Step 1. Compute Variable Cost per unit as follows.

Direct Material $390
Direct Labor 340
Variable MOH 78
Variable S & Adm. exp 58
Variable Cost per unit $ 866

Step 2. Compute Fixed cost per unit at anticipated production volume of 3,320 units.

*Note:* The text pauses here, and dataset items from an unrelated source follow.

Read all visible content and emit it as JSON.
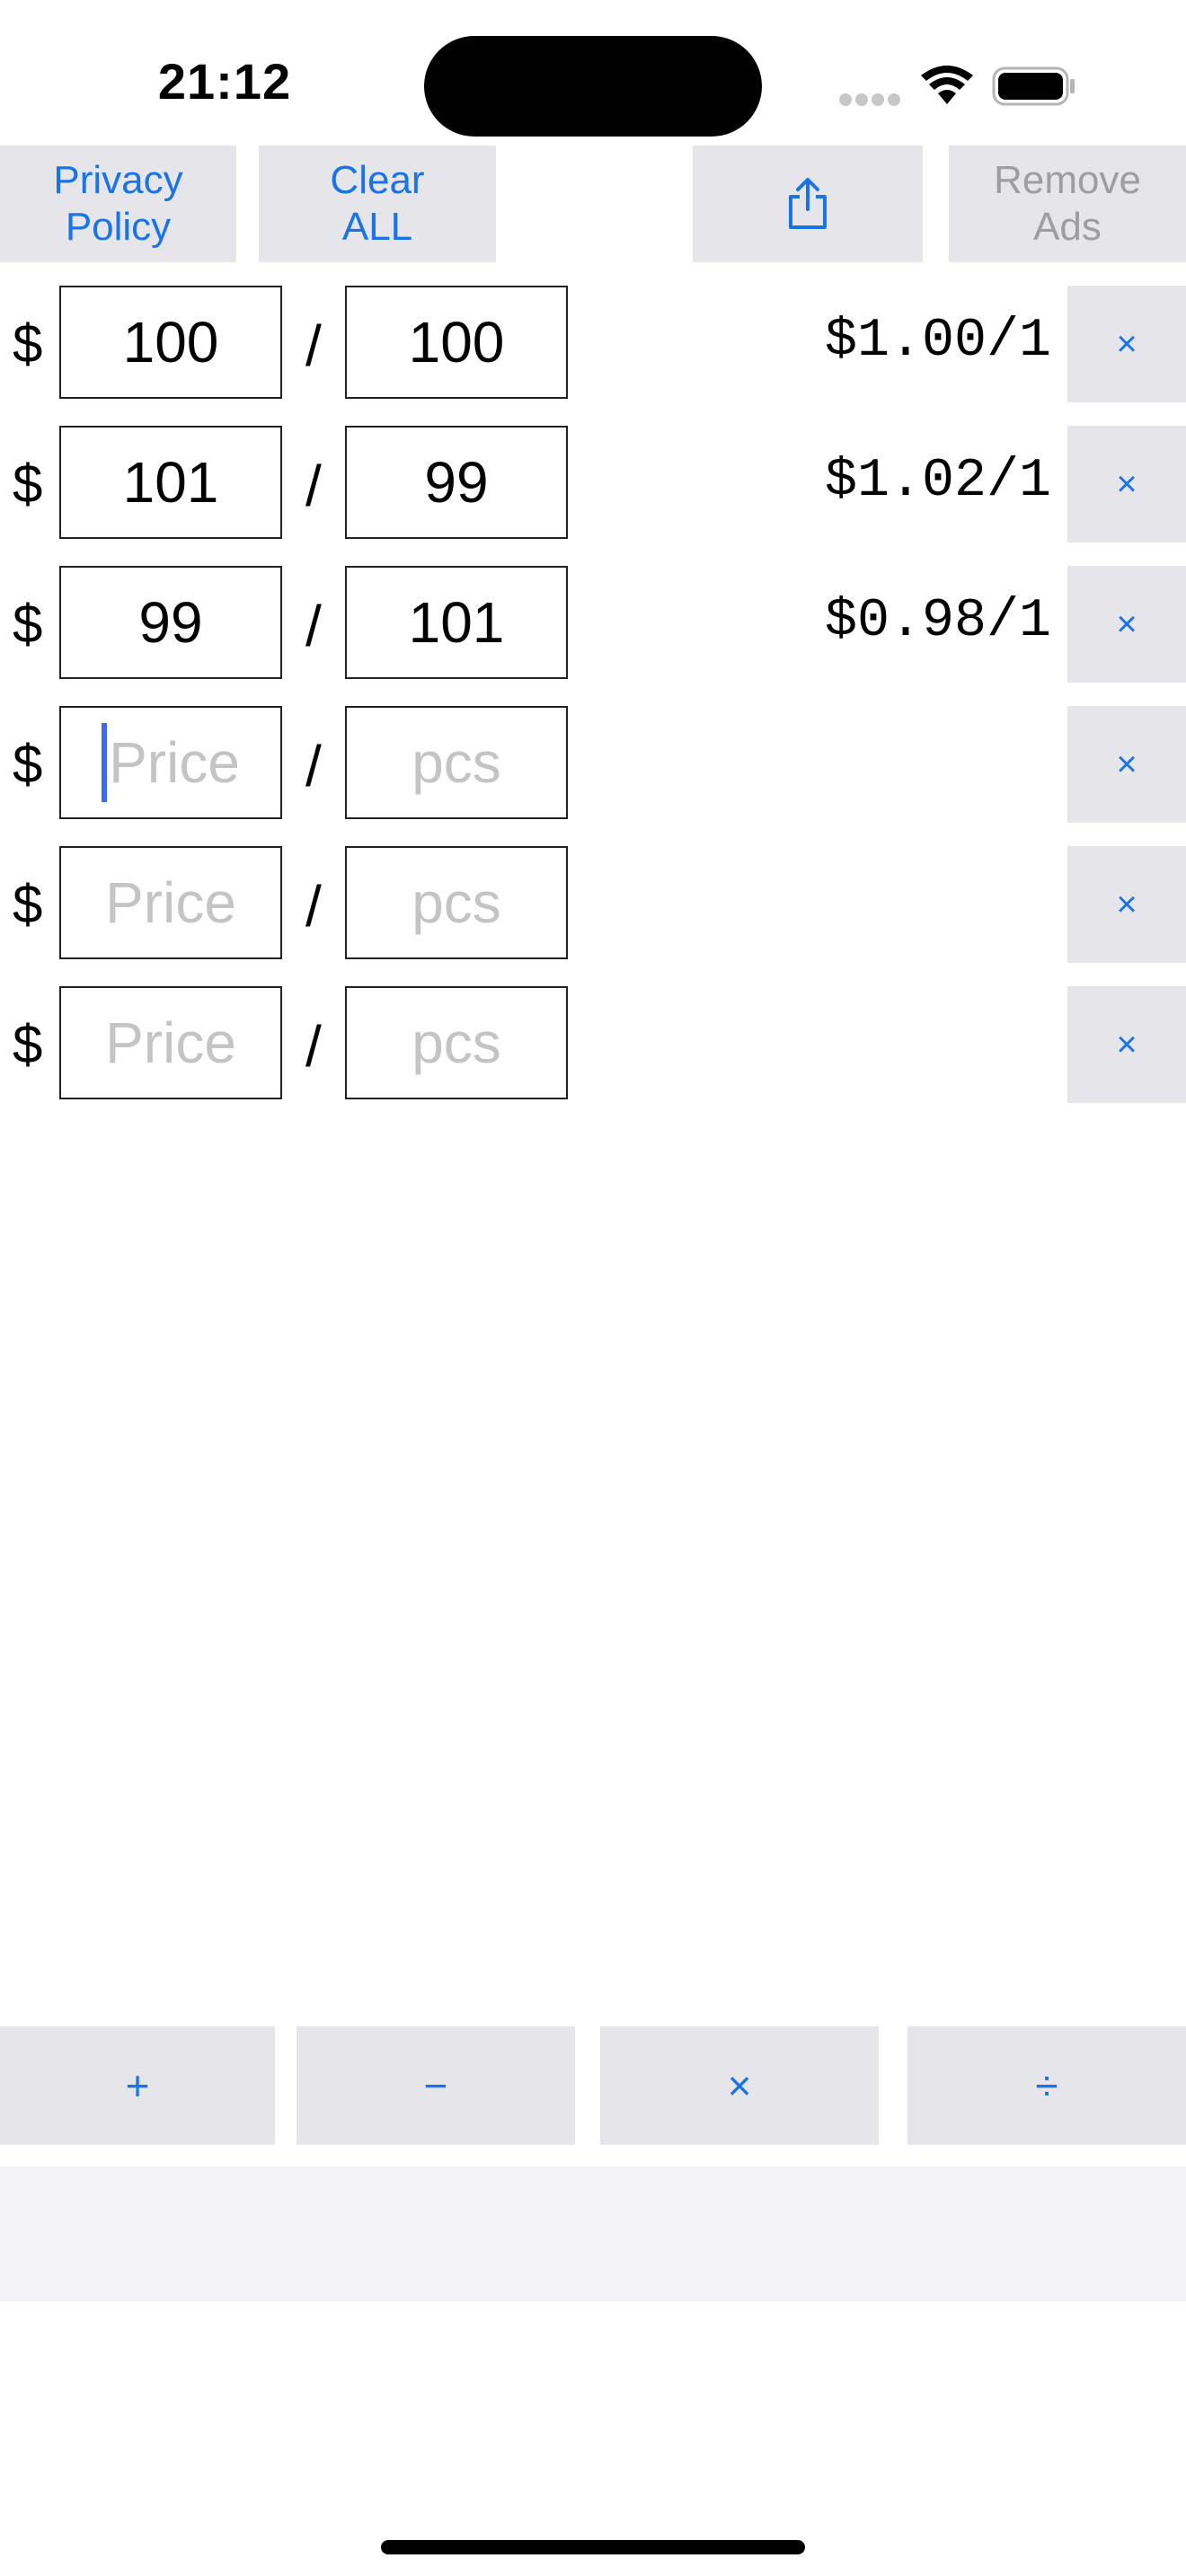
{
  "status_bar": {
    "time": "21:12"
  },
  "toolbar": {
    "privacy_label": "Privacy\nPolicy",
    "clear_label": "Clear\nALL",
    "remove_ads_label": "Remove\nAds",
    "share_icon": "share-icon"
  },
  "rows": [
    {
      "currency": "$",
      "separator": "/",
      "price": "100",
      "qty": "100",
      "unit_price": "$1.00/1",
      "delete_label": "×"
    },
    {
      "currency": "$",
      "separator": "/",
      "price": "101",
      "qty": "99",
      "unit_price": "$1.02/1",
      "delete_label": "×"
    },
    {
      "currency": "$",
      "separator": "/",
      "price": "99",
      "qty": "101",
      "unit_price": "$0.98/1",
      "delete_label": "×"
    },
    {
      "currency": "$",
      "separator": "/",
      "price_placeholder": "Price",
      "qty_placeholder": "pcs",
      "delete_label": "×"
    },
    {
      "currency": "$",
      "separator": "/",
      "price_placeholder": "Price",
      "qty_placeholder": "pcs",
      "delete_label": "×"
    },
    {
      "currency": "$",
      "separator": "/",
      "price_placeholder": "Price",
      "qty_placeholder": "pcs",
      "delete_label": "×"
    }
  ],
  "operators": {
    "plus": "+",
    "minus": "−",
    "times": "×",
    "divide": "÷"
  },
  "colors": {
    "accent": "#1a74e8",
    "button_bg": "#e5e5ea",
    "disabled_text": "#9e9e9e",
    "placeholder": "#c4c4c4",
    "banner_bg": "#f2f2f7"
  }
}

Total cost Budgeted Volume Cost per unit
Fixed manufacturing overhead $1,759,600 3,320 $530
Fixed selling & Adm. expense 584,320 3,320 176
Fixed Cost per unit $706

Step 3. Compute Total cost per unit:

Total cost = Variable cost per unit + Fixed Cost per unit

= $ 866 + $ 706 = $1,572

Step 4. Compute Desired 23% ROI per unit.

Total desired Return on investment (ROI) = $52,456,000 \times 0.23 = $12,064,880

Desired ROI per unit = Total desired ROI \div Anticipated Volume

= 12,064,880 \div 3,320 units

= $3,634

Step 5. Setting Target Selling Price as follows

Step 1. Variable cost per unit $ 866
Step 2. Fixes cost per unit $ 706
Step 3. Total Cost per unit $ 1,572
Step 4. Add: desired ROI per unit $ 3,634
Step 5. Target Selling price per unit $,5,206

The total target selling price may be computed by multiplying target selling price per unit with 3,320 units. It is $17,283,920.